According to a motion Weiner's lawyer filed in federal court, federal prosecutors left this information out of the affidavit they filed to get a search warrant for Weiner's home. The motion says "the Government knew when it applied for the search warrant that the defendant had already informed the Government agent that he was not interested in a hooker, wanted noting to do with a hooker, and the Government agent assured him that she was not a hooker." If you're going to arrest a man for soliciting prostitutes, it seems like it would be pretty important to include in your affidavit the fact that he specifically told an undercover agent he wasn't interested in a prostitute. Of course, you'd then have no pretext to search his home for the really juicy stuff.
Back to the NMissCommentor:
This led the F.B.I. to run in a second fake sugar baby, Mary. And, because masquerading Mary was in Mississippi during all the conversations with Dr. Weiner, there was no chance of her crossing a state line, the very essence of a Mann Act violation! (The U.S. Attorney argues that, well, he meant for her to cross a state line, because she said she was in Memphis)…
…it gets even weirder. Mary emailed the doctor that she was in Memphis on business, and would like to come down to see him.
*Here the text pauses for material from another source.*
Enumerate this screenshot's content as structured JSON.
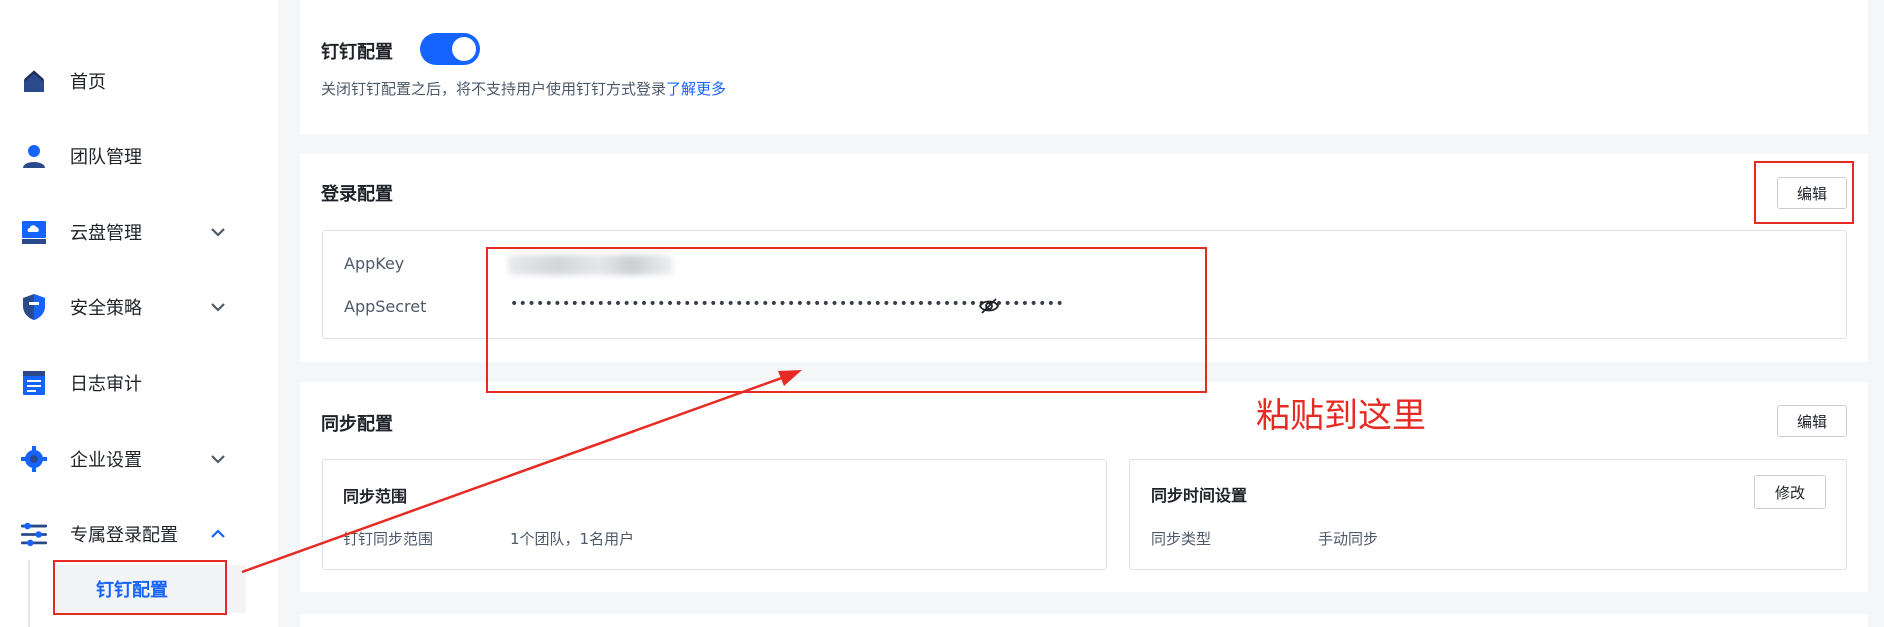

He said nope, I'm on call and too busy. She then asked how's about tomorrow lunch. He said don't bother to come all the way just for me. She then ventured– oh, I've got to drive back home from Memphis to Mobile, and can just pass through Clarksdale en route. He said well all right, she got off the phone, and some brighter prosecution-side type thought–
–wait a minute, if she's "going to drive home" and that's why she's "crossing state lines," where's the Mann Act violation!?
So she calls back to suggest, er, um, I'm not really going to Mobile at all, just coming to see you. Shortly thereafter, five F.B.I. agents arrested Dr. Weiner at the Shady Nook north of Clarksdale.
Let me stress here that I have no evidence that the feds' pursuit of Dr. Weiner is in any way related to his outspoken criticism of Steven Hayne and Mississippi's death investigation system. But it sure seems like someone had a reason to . . . well, I'll just defer to Judge Biggers, here:
Judge Biggers asked some pointed questions: Why are they prosecuting him? Judge Biggers also said, "Something is going on here that is not on the surface that they would bring in 3 government agents in contact with him over and over again. When he didn't express interest, they bring in another one. Something is going on that is not evident. Perhaps [U.S. Attorney] Mr. Roberts can explain it."
Other comments from the bench: "You've come a long way from the purpose of this statute in the bringing of this charge." "It took five F.B.I. agents…to arrest him?" (This drew a response from the prosecutor hemming and hawing about not being able to assume things just because the arrest involves a doctor and not second guessing the agents about safety). And: "This case seems like overload."
It sure does. Let's assume for a second that the feds' pursuit of Weiner has nothing to do with his criticism of Hayne, the Coahoma County coroner, the medical establishment in Mississippi, or that it has any political motivation whatsoever. Let's just look at it as a question of priorities. Because that's troubling enough. Hayne and Michael West have been corrupting Mississippi's justice system for 20 years, with little attention from the federal government. Yet the FBI and U.S. Attorney's office have time to devote three agents and a team of prosecutors to invoke a century-old law against sex slavery to entrap a man who was using an Internet dating site to meet women.